In response to calls for more efficient taxation on the extremely wealthy, the argument is put that if the UK tightens its tax regime, companies will simply migrate to countries with easier regimes. This makes a strong case for global action on tax policy as a logical response to “globalisation”.
Already on the agenda of the next G20 meeting in France this November are headline items relating to “Strengthening financial regulation”.
The G20 needs to take common action to close down tax loopholes and tax havens to prevent the “race to the bottom” induced by low tax regime competition.
I would be grateful therefore if you would ask the Prime Minister (who will be leading the UK G20 delegation) if he will welcome and support a global closure of tax havens.
As a result of this one, my MP wrote to Osborne on 28th September. David Gauke responded on 21 October 2011, mentioning the Communique of Finance Ministers and Central Bank Governors calling for progress in tackling non cooperative jurisdictions and tax havens to be discussed at the G20 in Cannes.
I wrote back to the Treasury on Monday, December 05, 2011
Exchequer Secretary to the Treasury
Dear David Gauke
Thank you for your letter of 21 October about tax avoidance. I am pleased to learn that the Government is concerned about tax avoidance and evasion, and is strongly committed to increasing tax transparency. I welcome the call from the recent G20 for progress on non-cooperative jurisdictions and tax havens.

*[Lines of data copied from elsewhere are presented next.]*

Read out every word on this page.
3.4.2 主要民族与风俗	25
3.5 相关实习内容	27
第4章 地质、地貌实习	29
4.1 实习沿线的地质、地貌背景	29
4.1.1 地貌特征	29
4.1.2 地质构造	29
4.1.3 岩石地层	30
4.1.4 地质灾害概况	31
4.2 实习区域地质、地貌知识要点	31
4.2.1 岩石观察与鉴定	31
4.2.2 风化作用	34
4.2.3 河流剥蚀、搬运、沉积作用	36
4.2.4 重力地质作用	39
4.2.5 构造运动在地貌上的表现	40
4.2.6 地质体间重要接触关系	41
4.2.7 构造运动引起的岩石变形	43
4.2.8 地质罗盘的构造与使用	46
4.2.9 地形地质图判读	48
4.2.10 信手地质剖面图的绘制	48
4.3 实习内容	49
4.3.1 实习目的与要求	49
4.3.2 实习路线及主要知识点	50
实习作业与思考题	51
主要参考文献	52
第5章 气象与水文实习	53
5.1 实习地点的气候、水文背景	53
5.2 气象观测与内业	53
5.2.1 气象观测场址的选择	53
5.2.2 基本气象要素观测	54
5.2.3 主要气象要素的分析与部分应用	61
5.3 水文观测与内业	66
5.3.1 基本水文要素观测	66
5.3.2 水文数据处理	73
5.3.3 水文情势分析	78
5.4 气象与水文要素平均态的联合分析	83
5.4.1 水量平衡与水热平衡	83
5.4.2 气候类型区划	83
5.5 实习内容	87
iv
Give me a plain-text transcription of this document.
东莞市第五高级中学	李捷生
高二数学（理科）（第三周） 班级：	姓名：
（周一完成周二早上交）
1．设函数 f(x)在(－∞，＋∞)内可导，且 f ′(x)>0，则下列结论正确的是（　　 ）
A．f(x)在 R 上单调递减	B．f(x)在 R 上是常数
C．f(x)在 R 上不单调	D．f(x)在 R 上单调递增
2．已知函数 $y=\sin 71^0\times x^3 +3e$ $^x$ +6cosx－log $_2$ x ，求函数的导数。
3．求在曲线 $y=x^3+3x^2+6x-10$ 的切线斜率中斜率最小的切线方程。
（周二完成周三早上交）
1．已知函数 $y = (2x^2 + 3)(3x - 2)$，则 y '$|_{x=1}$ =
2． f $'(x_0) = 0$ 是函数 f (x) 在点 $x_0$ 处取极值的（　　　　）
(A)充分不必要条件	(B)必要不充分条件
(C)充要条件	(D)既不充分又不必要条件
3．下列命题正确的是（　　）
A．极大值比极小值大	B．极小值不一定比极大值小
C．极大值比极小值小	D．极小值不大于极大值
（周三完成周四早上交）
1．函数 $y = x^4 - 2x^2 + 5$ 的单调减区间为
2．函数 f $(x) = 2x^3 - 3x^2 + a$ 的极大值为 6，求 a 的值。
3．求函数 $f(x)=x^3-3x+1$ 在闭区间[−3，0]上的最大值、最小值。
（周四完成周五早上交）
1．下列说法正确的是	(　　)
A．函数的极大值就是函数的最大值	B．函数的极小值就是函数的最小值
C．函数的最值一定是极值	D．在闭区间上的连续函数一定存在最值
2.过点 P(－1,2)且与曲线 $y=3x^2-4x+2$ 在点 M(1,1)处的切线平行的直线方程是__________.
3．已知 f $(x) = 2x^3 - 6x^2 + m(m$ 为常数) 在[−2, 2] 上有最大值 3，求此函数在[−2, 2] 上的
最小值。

However, I am very concerned that the UK has opposed the installation of a Financial Transactions Tax within the EU on the grounds that the traders would (a) pass it on to the general economy, and would (b) move their operations to more lax jurisdictions.
It can be argued that this is an exaggeration of the actual risks, but the Treasury's position makes a stronger argument for these measures to be brought in on a global basis. In a globalised economy, it makes sense to have a globalised tax framework. If globalised, the tax take from the FTT could then be used as Tobin intended it, as a fund for helping impoverished countries.
We are all painfully aware that there is a global financial crisis in operation. It makes absolutely no sense to impose austerity measures on country after country, measures that exacerbate low growth and/or recession, while vast amounts of national wealth from all countries are being siphoned out of national economies into tax havens.
In the UK, a full tax take on the richest 1% could neutralise the deficit, and the same would apply in countries like Greece, Italy and Spain.
You will be aware that several billionaires, starting with Warren Buffet, have put on record that some of their income streams are taxed at a lower rate than the average worker.
Global tax measures would be complex and difficult to bring in, but if the political will were present, it could be arranged to be ratified at the next G20. And the desperate global economic condition should supply that political will. It is a pity that the UK did not agree to the EU bringing in a FTT, since it would have motivated the UK to lead the world in bringing these tax measures in on a global basis.
I would be grateful if you would give this proposal serious examination, and hope that you will agree that it makes excellent economic sense.
cc John Penrose MP
Now I am not in any way claiming that my letter caused Osborne to take this action a year later, but this correspondence shows that letters from the general public do get read, and can have a tiny effect on the decisions made, and that it may be valuable to continue to keep on keeping on, writing our letters to MPs.